But they have a worsening image problem in Israel. Their critics have been galvanized by B'Tselem, the rights group, and Breaking the Silence, an organization of Israeli army veterans who take Israelis on tours of Hebron's flash points.
B'Tselem hands out video cameras to Palestinians, then makes the footage public. In one video that caused a stir in Israel, a Jewish woman tells a Palestinian woman to stay behind a gate.
"Sit here, in the cage," the settler taunts.
When the Palestinian refuses, she hisses: "You're a whore, and your daughters, too."
Another video shows children as young as 4 throwing debris at Palestinians while a black-bearded man in a skullcap looks on.

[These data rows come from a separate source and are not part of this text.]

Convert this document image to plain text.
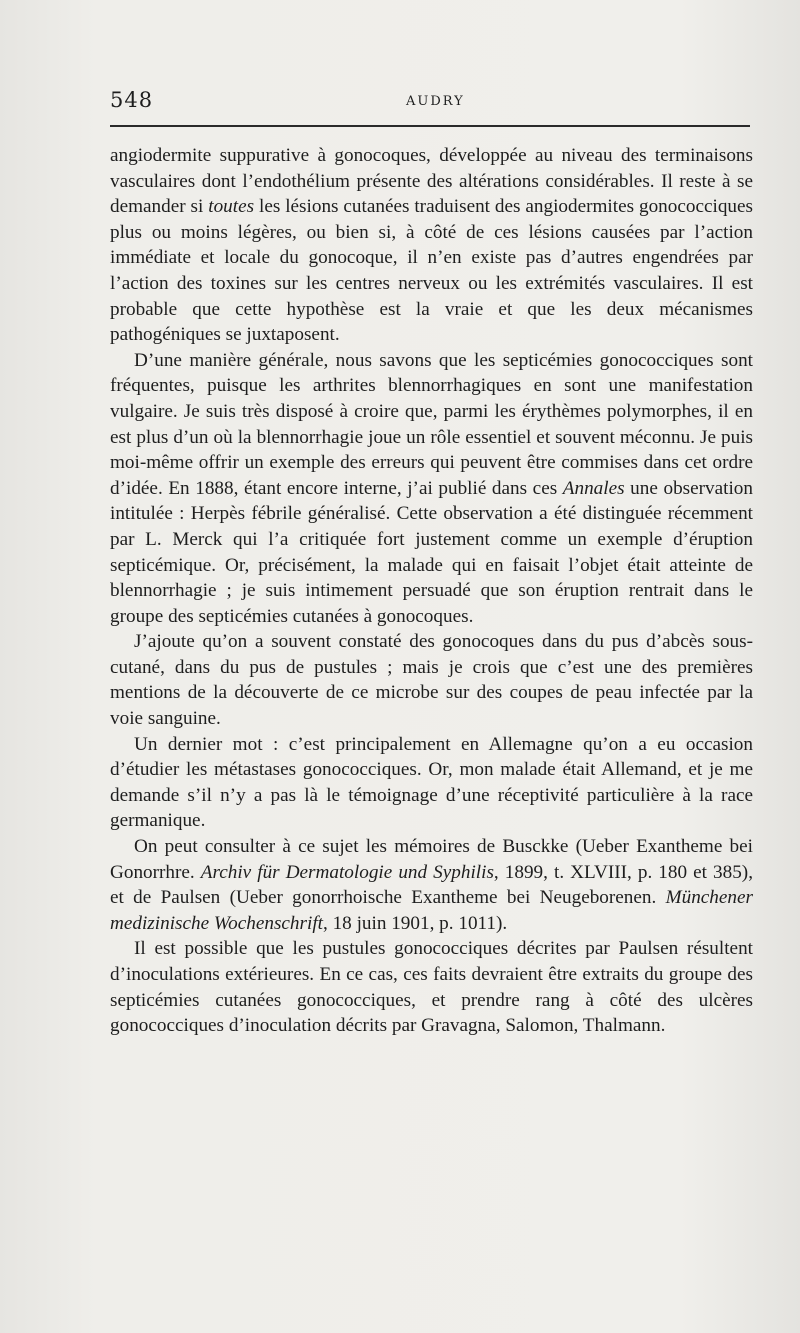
548	AUDRY

angiodermite suppurative à gonocoques, développée au niveau des terminaisons vasculaires dont l’endothélium présente des altérations considérables. Il reste à se demander si toutes les lésions cutanées traduisent des angiodermites gonococciques plus ou moins légères, ou bien si, à côté de ces lésions causées par l’action immédiate et locale du gonocoque, il n’en existe pas d’autres engendrées par l’action des toxines sur les centres nerveux ou les extrémités vasculaires. Il est probable que cette hypothèse est la vraie et que les deux mécanismes pathogéniques se juxtaposent.

D’une manière générale, nous savons que les septicémies gonococciques sont fréquentes, puisque les arthrites blennorrhagiques en sont une manifestation vulgaire. Je suis très disposé à croire que, parmi les érythèmes polymorphes, il en est plus d’un où la blennorrhagie joue un rôle essentiel et souvent méconnu. Je puis moi-même offrir un exemple des erreurs qui peuvent être commises dans cet ordre d’idée. En 1888, étant encore interne, j’ai publié dans ces Annales une observation intitulée : Herpès fébrile généralisé. Cette observation a été distinguée récemment par L. Merck qui l’a critiquée fort justement comme un exemple d’éruption septicémique. Or, précisément, la malade qui en faisait l’objet était atteinte de blennorrhagie ; je suis intimement persuadé que son éruption rentrait dans le groupe des septicémies cutanées à gonocoques.

J’ajoute qu’on a souvent constaté des gonocoques dans du pus d’abcès sous-cutané, dans du pus de pustules ; mais je crois que c’est une des premières mentions de la découverte de ce microbe sur des coupes de peau infectée par la voie sanguine.

Un dernier mot : c’est principalement en Allemagne qu’on a eu occasion d’étudier les métastases gonococciques. Or, mon malade était Allemand, et je me demande s’il n’y a pas là le témoignage d’une réceptivité particulière à la race germanique.

On peut consulter à ce sujet les mémoires de Busckke (Ueber Exantheme bei Gonorrhre. Archiv für Dermatologie und Syphilis, 1899, t. XLVIII, p. 180 et 385), et de Paulsen (Ueber gonorrhoische Exantheme bei Neugeborenen. Münchener medizinische Wochenschrift, 18 juin 1901, p. 1011).

Il est possible que les pustules gonococciques décrites par Paulsen résultent d’inoculations extérieures. En ce cas, ces faits devraient être extraits du groupe des septicémies cutanées gonococciques, et prendre rang à côté des ulcères gonococciques d’inoculation décrits par Gravagna, Salomon, Thalmann.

Olives have become a factor in the conflict, as settlers try to chase Palestinian farmers away from land near settlements. In one recent incident, they punched a 53-year-old British woman who was trying to shield farmers from attack.
Increasingly, Israelis are asking why their government doesn't intervene. The reason, says Gershom Gorenberg, author of a history of the settlers, is that "Hebron has a place in ancient Jewish history and modern Zionist history that has an emotional resonance that works against making a practical decision about it."
Under accords signed in the 1990s, Abbas' government controls 80 percent of Hebron and Israel the other 20 percent. Some 30,000 Palestinians live in the Israeli-run area, and they complain that it has become a refuge for drug gangs and common criminals, immune from both their own law and from Israeli troops whose orders are to protect Jewish settlers, not stop Palestinian crime.
Sharabati, the rights worker, described a scene of young Palestinians smoking hashish directly below an Israeli army watchtower, the smoke wafting up through the windows to the booth where the soldiers sat.
Israeli surveillance is everywhere. Abdel Kareem Hadad, a Palestinian living in the Israeli-controlled area, has an army camera bolted to his house. It began moving as he sat on his porch one recent morning, at one point cueing directly at him as he spoke.
"This is for their security, not our security," Hadad said.